PROGRAM SUMMARY
Title of program:
L1PMA
Catalogue identifier:
ADRF
Ref. in CPC:
151(2003)315
Distribution format: zip file
Operating system: Windows 98, Windows NT
Number of bits in a word:
8
Number of lines in distributed program, including test data, etc:
6636
Keywords:
Approximation, Data fitting, Divided difference, Dynamic programming,
L1 norm, Least absolute deviation, Median, Noise, Peak,
Piecewise monotonicity, Smoothing, Turning point,
Computational methods.
Programming language used: Fortran
Computer:
PC Intel Pentium .
Nature of physical problem:
* Univariate measurements of an unknown function that contains random
errors.
* Identifying turning points (peakfinding) of a univariate function from
noisy measurements of its values.
Method of solution:
Data smoothing by minimizing the sum of the absolute values of the
errors (best L1 approximation) subject to the condition that the first
order divided differences of the smoothed values change sign a
prescribed number of times, q say. The smoothed values consist of q+1
monotonic sections, alternately increasing and decreasing, where the
optimal turning points are found automatically.

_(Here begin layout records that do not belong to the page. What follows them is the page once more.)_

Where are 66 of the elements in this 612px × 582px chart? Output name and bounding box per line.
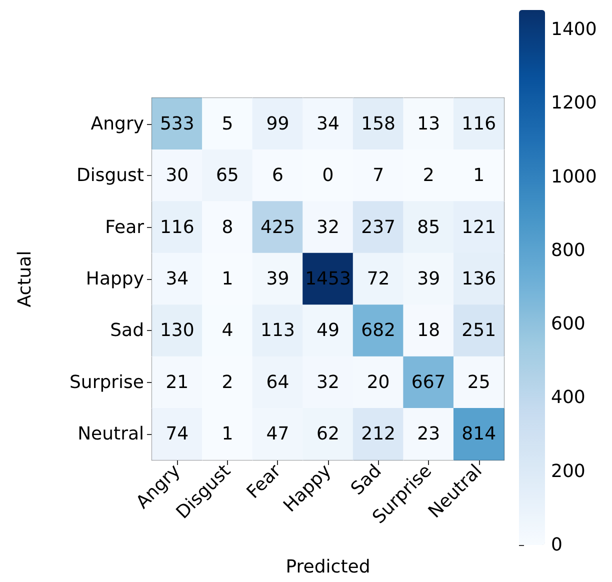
data-label: 425 — [260, 216, 295, 238]
y-tick-label: Sad — [110, 320, 144, 342]
x-axis-title: Predicted — [286, 556, 370, 578]
data-label: 7 — [372, 165, 384, 186]
data-label: 1 — [222, 268, 234, 290]
data-label: 39 — [417, 268, 440, 290]
data-label: 20 — [366, 372, 390, 393]
data-label: 99 — [266, 113, 290, 134]
data-label: 49 — [316, 320, 340, 342]
data-label: 8 — [222, 216, 234, 238]
data-label: 34 — [316, 113, 340, 134]
data-label: 5 — [222, 113, 234, 134]
data-label: 682 — [361, 320, 396, 342]
data-label: 23 — [417, 424, 440, 445]
data-label: 1 — [473, 165, 485, 186]
data-label: 116 — [160, 216, 194, 238]
y-tick-label: Disgust — [76, 165, 144, 186]
data-label: 18 — [417, 320, 440, 342]
data-label: 62 — [316, 424, 340, 445]
data-label: 237 — [361, 216, 396, 238]
data-label: 39 — [266, 268, 290, 290]
data-label: 13 — [417, 113, 440, 134]
y-tick-label: Neutral — [78, 424, 144, 445]
data-label: 116 — [462, 113, 496, 134]
data-label: 113 — [260, 320, 295, 342]
data-label: 667 — [411, 372, 446, 393]
data-label: 21 — [166, 372, 189, 393]
color-bar-label: 800 — [551, 240, 586, 261]
data-label: 136 — [462, 268, 496, 290]
data-label: 32 — [316, 372, 340, 393]
y-tick-label: Angry — [90, 113, 144, 134]
data-label: 34 — [166, 268, 189, 290]
data-label: 121 — [462, 216, 496, 238]
y-tick-label: Fear — [105, 216, 145, 238]
data-label: 158 — [361, 113, 396, 134]
data-label: 251 — [462, 320, 496, 342]
data-label: 25 — [467, 372, 490, 393]
data-label: 65 — [216, 165, 239, 186]
data-label: 74 — [166, 424, 189, 445]
color-bar-label: 1200 — [551, 92, 597, 114]
data-label: 2 — [422, 165, 434, 186]
data-label: 814 — [462, 424, 496, 445]
color-bar-label: 1000 — [551, 166, 597, 188]
color-bar-label: 200 — [551, 460, 586, 482]
data-label: 72 — [366, 268, 390, 290]
data-label: 1 — [222, 424, 234, 445]
data-label: 47 — [266, 424, 290, 445]
data-label: 1453 — [305, 268, 351, 290]
data-label: 4 — [222, 320, 234, 342]
y-tick-label: Happy — [86, 268, 144, 290]
data-label: 6 — [272, 165, 284, 186]
color-bar-label: 600 — [551, 314, 586, 335]
data-label: 32 — [316, 216, 340, 238]
data-label: 85 — [417, 216, 440, 238]
data-label: 130 — [160, 320, 194, 342]
data-label: 64 — [266, 372, 290, 393]
data-label: 212 — [361, 424, 396, 445]
color-bar-label: 400 — [551, 387, 586, 408]
color-bar-label: 0 — [551, 534, 562, 556]
data-label: 533 — [160, 113, 194, 134]
data-label: 30 — [166, 165, 189, 186]
data-label: 2 — [222, 372, 234, 393]
data-label: 0 — [322, 165, 334, 186]
y-tick-label: Surprise — [69, 372, 144, 393]
color-bar-label: 1400 — [551, 19, 597, 40]
y-axis-title: Actual — [14, 250, 36, 308]
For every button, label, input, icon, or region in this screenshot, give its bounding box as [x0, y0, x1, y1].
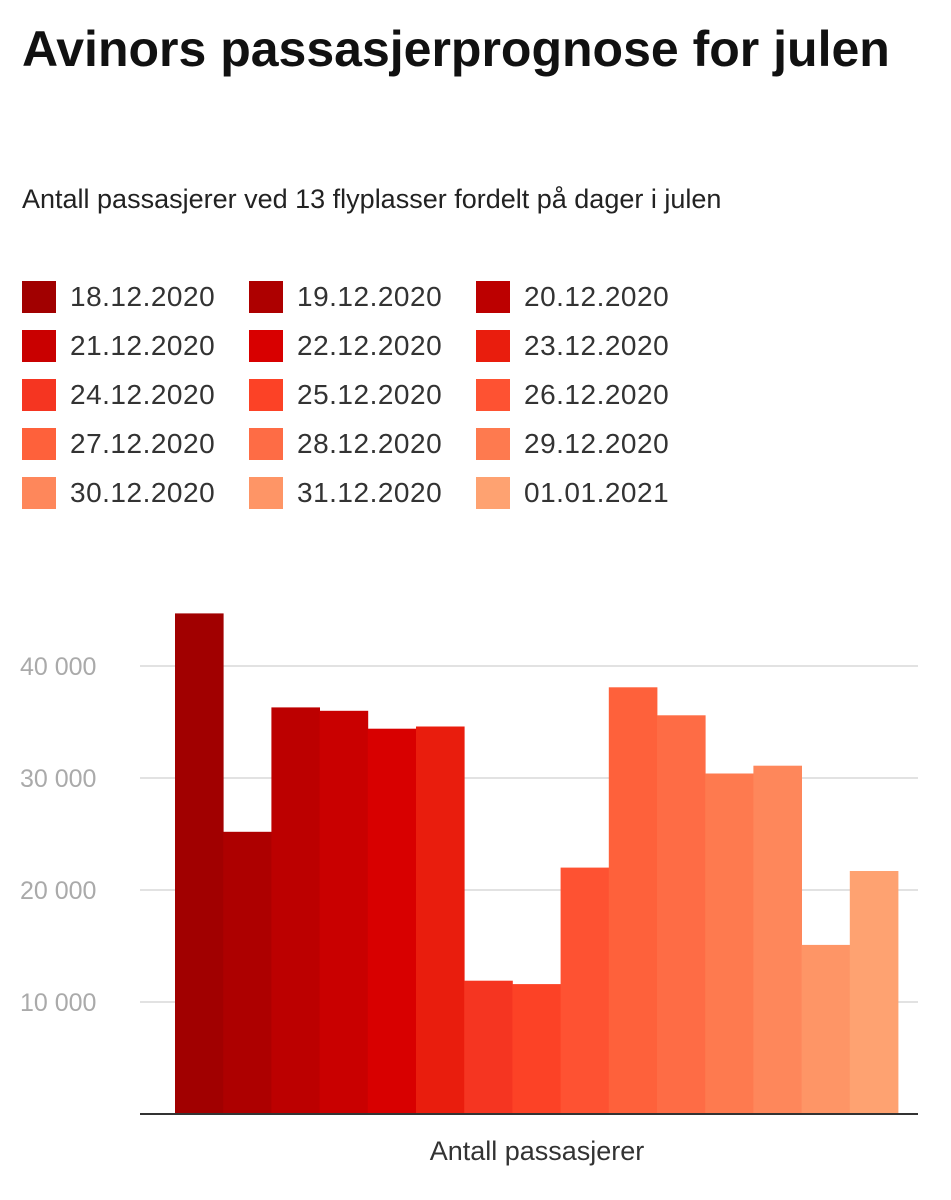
legend-item: 28.12.2020 [249, 427, 442, 461]
legend-swatch [249, 428, 283, 460]
legend-label: 27.12.2020 [70, 428, 216, 459]
legend-swatch [476, 477, 510, 509]
chart-subtitle: Antall passasjerer ved 13 flyplasser for… [22, 184, 722, 214]
bar [464, 980, 513, 1114]
bar [657, 715, 706, 1114]
legend-item: 22.12.2020 [249, 329, 442, 363]
y-tick-label: 30 000 [20, 765, 96, 793]
y-axis-ticks: 10 000 20 000 30 000 40 000 [20, 653, 96, 1017]
legend-label: 20.12.2020 [524, 281, 670, 312]
legend-item: 27.12.2020 [22, 427, 215, 461]
legend-item: 25.12.2020 [249, 378, 442, 412]
bar [367, 728, 417, 1114]
legend-label: 26.12.2020 [524, 379, 670, 410]
y-tick-label: 20 000 [20, 877, 96, 905]
x-axis-label: Antall passasjerer [430, 1136, 645, 1166]
bar [223, 831, 272, 1114]
bar [608, 687, 658, 1114]
y-tick-label: 40 000 [20, 653, 96, 681]
legend-item: 29.12.2020 [476, 427, 669, 461]
legend-label: 21.12.2020 [70, 330, 216, 361]
legend-label: 31.12.2020 [297, 477, 443, 508]
legend-label: 30.12.2020 [70, 477, 216, 508]
legend-swatch [249, 281, 283, 313]
legend-label: 29.12.2020 [524, 428, 670, 459]
bar [271, 707, 320, 1114]
legend-item: 19.12.2020 [249, 280, 442, 314]
legend-label: 23.12.2020 [524, 330, 670, 361]
legend-swatch [22, 330, 56, 362]
legend-label: 28.12.2020 [297, 428, 443, 459]
legend-swatch [476, 330, 510, 362]
y-tick-label: 10 000 [20, 989, 96, 1017]
bar [753, 765, 802, 1114]
bar [319, 710, 369, 1114]
legend-label: 22.12.2020 [297, 330, 443, 361]
bar [705, 773, 754, 1114]
legend-swatch [476, 281, 510, 313]
legend-swatch [22, 477, 56, 509]
legend-item: 20.12.2020 [476, 280, 669, 314]
legend-swatch [249, 379, 283, 411]
legend-label: 25.12.2020 [297, 379, 443, 410]
legend-swatch [249, 477, 283, 509]
legend-swatch [249, 330, 283, 362]
bar [801, 944, 851, 1114]
legend-item: 26.12.2020 [476, 378, 669, 412]
legend-item: 23.12.2020 [476, 329, 669, 363]
bar [512, 984, 561, 1114]
legend-swatch [476, 428, 510, 460]
chart-title: Avinors passasjerprognose for julen [22, 21, 890, 77]
bar [175, 613, 224, 1114]
legend-item: 01.01.2021 [476, 476, 669, 510]
legend-swatch [22, 428, 56, 460]
legend-item: 18.12.2020 [22, 280, 215, 314]
legend-swatch [476, 379, 510, 411]
legend-item: 31.12.2020 [249, 476, 442, 510]
legend-label: 19.12.2020 [297, 281, 443, 312]
legend-label: 24.12.2020 [70, 379, 216, 410]
bar [416, 726, 465, 1114]
bars [175, 613, 899, 1114]
legend-item: 24.12.2020 [22, 378, 215, 412]
bar [560, 867, 610, 1114]
bar [849, 871, 899, 1114]
legend-swatch [22, 281, 56, 313]
legend-item: 21.12.2020 [22, 329, 215, 363]
legend-swatch [22, 379, 56, 411]
legend-item: 30.12.2020 [22, 476, 215, 510]
legend-label: 18.12.2020 [70, 281, 216, 312]
legend-label: 01.01.2021 [524, 477, 670, 508]
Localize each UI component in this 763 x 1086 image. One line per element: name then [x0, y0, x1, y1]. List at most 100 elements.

In L1 approximation,
generally, some gross errors in the data due to outliers are ignored.
Restrictions:
Number of data, n, is not limited in the software package, but is
limited to 2000 in the main driver.
Complexity of the problem is n**3+O(kn**2).
Typical running time:
CPU time on a PC with an Intel 90 MHz processor operating in Windows 98:
About 40 seconds to smooth n=1000 very noisy measurements by requiring
up to 15 monotonic sections. For less noisy measurements, the same
calculation required about 20 seconds.
Unusual features:
Summary
A best L1 piecewise monotonic approximation to n measurements that
include random errors is calculated. If k is the number of the
monotonic sections, then this calculation can exhibit O(n**k) local
minima, because the optimal positions of the turning points are also
unknown of the optimization process. However, a dynamic programming
algorithm separates the measurements into optimal disjoint sections of
adjacent data and applies to each section a single L1 monotonic
calculation. The most distinctive feature of the algorithm is that it
terminates at a global minimum in at most n**3+O(kn**2) computer
operations. The arithmetic operations involved in this calculation are
comparisons mainly spent in finding the medians of subranges of data
during the monotonic calculations. The software package employs
techniques for median and for best L1 monotonic approximation, while
full details of these techniques are specified. The package has been
applied and tested on a variety of data having substantial differences
showing quadratic behavior in n. Some numerical results demonstrate the
performance of the method. Further, there is a commentary on the
division of the code into subroutines. Driver programs and numerical
examples with output are provided to help new users of the method.
Besides that piecewise monotonicity is a property of a wide range of
functions, an important application of the method is in estimating
turning points of a function from some noisy measurements of its value.
Additional comments:
Memory required: O(n), where n is the number of data.